My situation is that in my firm, we don’t use Microsoft Word.  We use Libre Office.  What I did on October 22, 2022 was “exporting” my ODT file into DOCX format.

And what is quite clear from the two screen shots above (the Greek letter “μ” in the “before” screen shot, and the Roman letter “m” in the “after” screen shot) is that the folks at WIPO who designed their DOCX-to-XML converter were not designing it to handle the version of DOCX that comes from Libre Office.  They were designing it to handle the version of DOCX that comes from Microsoft Word.

On October 22, 2022, I got to work trying to figure out how to overcome this deficiency in the ePCT DOCX-to-XML converter.  Eventually I stumbled upon a workaround.  I went back to Libre Office and rummaged through the world of Unicode symbols, trying one variant of Greek letter “μ” after another in my ODT file.  With each try, I then exported my ODT file into DOCX format, and then uploaded the DOCX file into ePCT, and viewed the rendered PDF file.  Eventually by trial and error I found one particular variant of Greek letter “μ” that survived unscathed through the DOCX-to-XML conversion process.

The next challenge was the problem that the DOCX-to-XML converter in ePCT had coined a new word “howsize” and stuck it into my to-be-filed PCT application.   (See the before-and-after screen shots above.)  Again I went back to Libre Office to look at my ODT file.  What seemingly harmless formatting code in Libre Office had somehow caused this explosion in the ePCT DOCX-to-XML converter so that a new word “howsize” got created?

In Libre Office, I scrutinized the paragraph involved.  I saw what I recall may have been a “non-breaking space” that had gotten into the Libre Office file as an artifact of my having imported the patent application into Libre Office from a word processor file that I received from a client who was using some word processor that was not Libre Office.  I deleted the non-breaking space (if I am recalling it correctly) and then I exported the ODT file into DOCX, and uploaded the DOCX into ePCT, and the crazy word “howsize” went away.
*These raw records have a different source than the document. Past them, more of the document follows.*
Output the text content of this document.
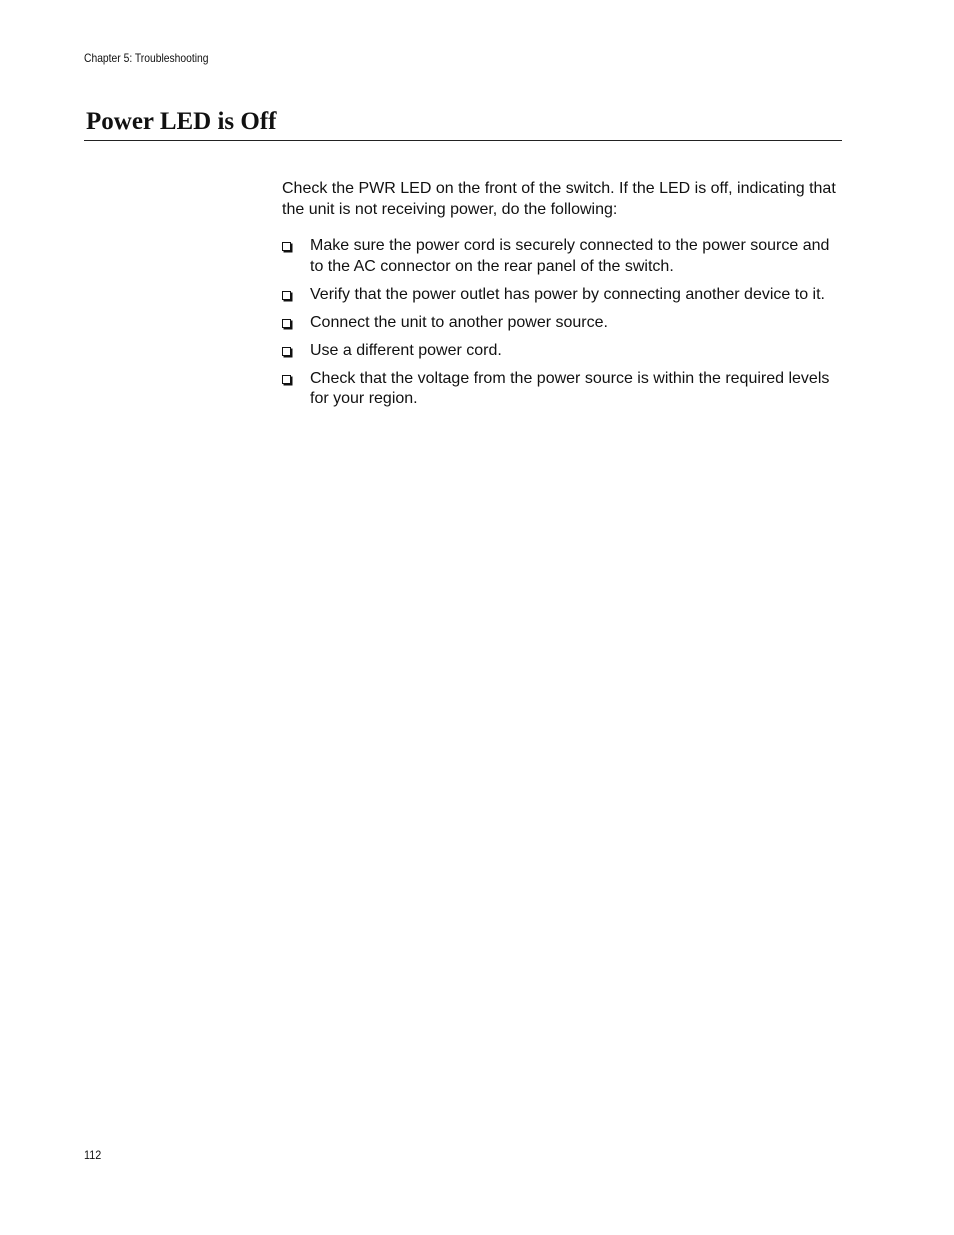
Chapter 5: Troubleshooting
Power LED is Off

Check the PWR LED on the front of the switch. If the LED is off, indicating that the unit is not receiving power, do the following:

Make sure the power cord is securely connected to the power source and to the AC connector on the rear panel of the switch.
Verify that the power outlet has power by connecting another device to it.
Connect the unit to another power source.
Use a different power cord.
Check that the voltage from the power source is within the required levels for your region.
112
You will recall that there was a third category of DOCX fail for this effort to use DOCX with ePCT.  The third category was that the ePCT DOCX-to-XML converter was inserting a spurious double-space before every hyphenated word.  I despaired at trying to find a way to work around this DOCX fail in the ePCT system.  I made a judgment call that this was probably not going to blow up in my face as a malpractice lawsuit against me TYFNIL.  (The change of the Greek letter “μ” to an “m”, on the other hand, or the presence of the nonsense word “howsize”, if they had been discovered TYFIL, would have been much scarier.)
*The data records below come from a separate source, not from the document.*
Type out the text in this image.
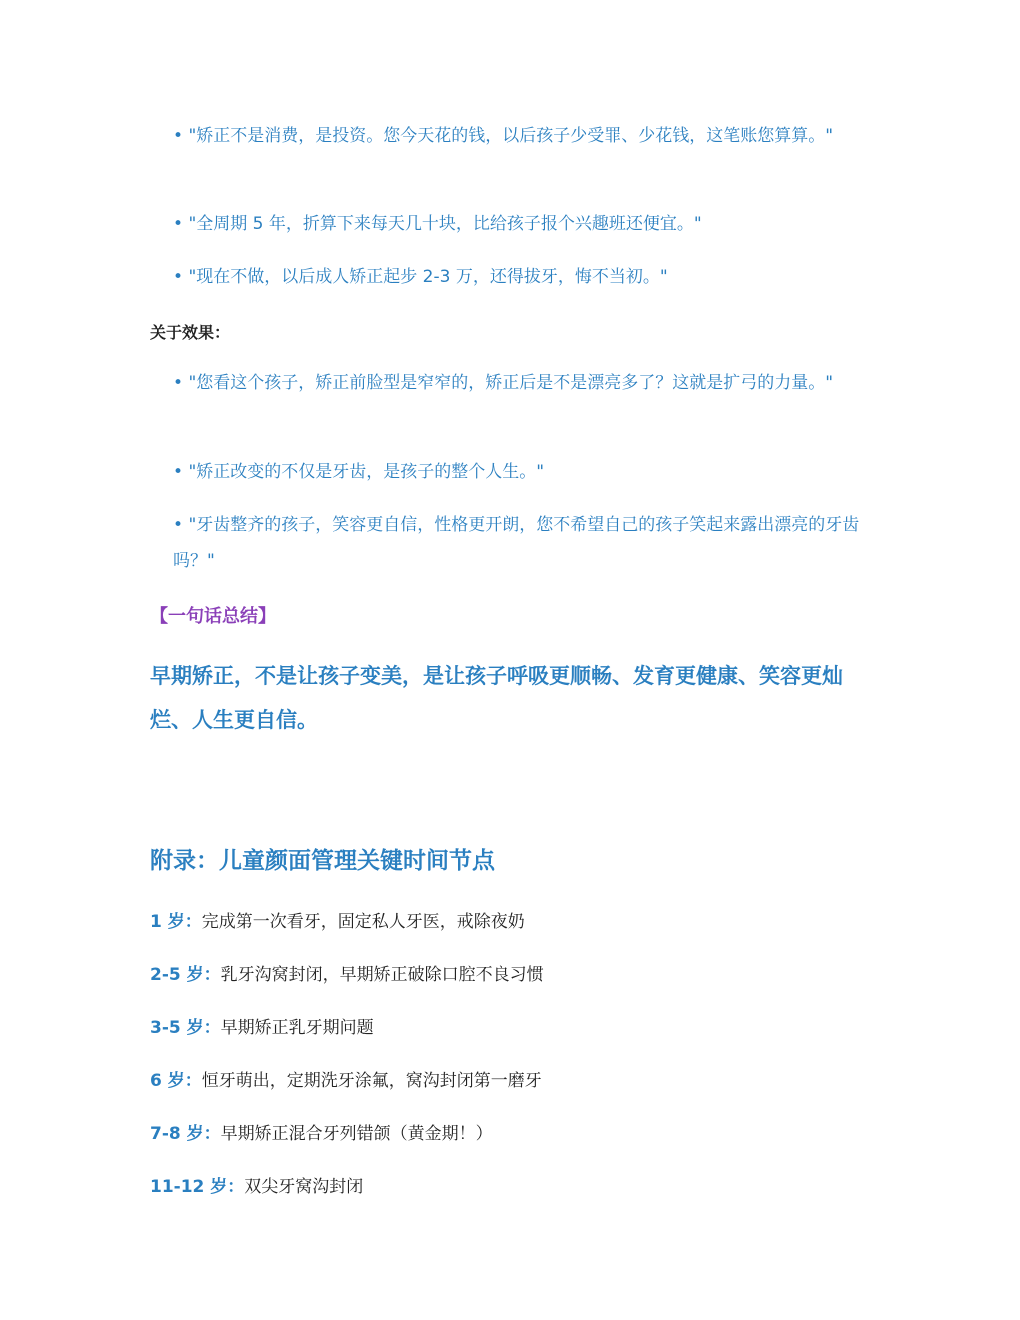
• "矫正不是消费，是投资。您今天花的钱，以后孩子少受罪、少花钱，这笔账您算算。"
• "全周期 5 年，折算下来每天几十块，比给孩子报个兴趣班还便宜。"
• "现在不做，以后成人矫正起步 2-3 万，还得拔牙，悔不当初。"
关于效果：
• "您看这个孩子，矫正前脸型是窄窄的，矫正后是不是漂亮多了？这就是扩弓的力量。"
• "矫正改变的不仅是牙齿，是孩子的整个人生。"
• "牙齿整齐的孩子，笑容更自信，性格更开朗，您不希望自己的孩子笑起来露出漂亮的牙齿吗？"
【一句话总结】
早期矫正，不是让孩子变美，是让孩子呼吸更顺畅、发育更健康、笑容更灿烂、人生更自信。
附录：儿童颜面管理关键时间节点
1 岁：完成第一次看牙，固定私人牙医，戒除夜奶
2-5 岁：乳牙沟窝封闭，早期矫正破除口腔不良习惯
3-5 岁：早期矫正乳牙期问题
6 岁：恒牙萌出，定期洗牙涂氟，窝沟封闭第一磨牙
7-8 岁：早期矫正混合牙列错颌（黄金期！）
11-12 岁：双尖牙窝沟封闭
I went ahead and e-filed the PCT application.  I provided the pre-conversion file.  I accepted the 100 Swiss Francs fee reduction.

So what can we as applicants and practitioners learn from this?

A first thing to learn is that DOCX is simply unacceptable as a filing format for patent applications.  The natural path for a patent office (whether you are WIPO or USPTO or any other patent office) is to “design to match Microsoft Word’s version of DOCX” rather than designing to match the version of DOCX that gets exported from Google Docs or designing to match the version of DOCX that gets exported from Libre Office.

This “designing to match Microsoft Word’s version of DOCX” actively harms those applicants and practitioners who use a non-Microsoft word processor.

This “designing to match Microsoft Word’s version of DOCX” is likewise destined to fail every time Microsoft decides to change Microsoft Word’s version of DOCX.  Every patent office around the world that has crafted a DOCX-to-PDF rendering engine, or a DOCX-to-XML converter, must necessarily update that software from time to time to track the latest changes in Microsoft Word’s version of DOCX.  (Note that such an update necessarily causes further uncertainty and harm to the applicants and practitioners who use Libre Office or Google Docs.)

I know exactly what will happen next at WIPO in response to this blog article.  The nice folks at WIPO will invite me to share with them the DOCX file that their converter handled so badly.  I will provide it to them.  The nice folks at WIPO will immediately set to work trying to figure out what was wrong with their converter that it got these things wrong in handling the file that I exported from ODT format into DOCX format.  And they will expand their design goals for the converter so that it will handle not only native Microsoft Word DOCX files, but also the variants of DOCX that get exported from Google Docs and Libre Office.

This will not be easy for the folks at WIPO because there is no consistency about internal formatting of DOCX files across various word processors.  But they will try as hard as they can.  And what are the consequences for PCT filers if this effort by the nice folks at WIPO to accommodate users of non-Microsoft word processors is not a complete success?  The answer is, “no problem!”  Those users can simply file in PDF just as before, without being hit with any $400 penalty.  (Yes, they miss out on what would have been a 100 Swiss Franc fee reduction.)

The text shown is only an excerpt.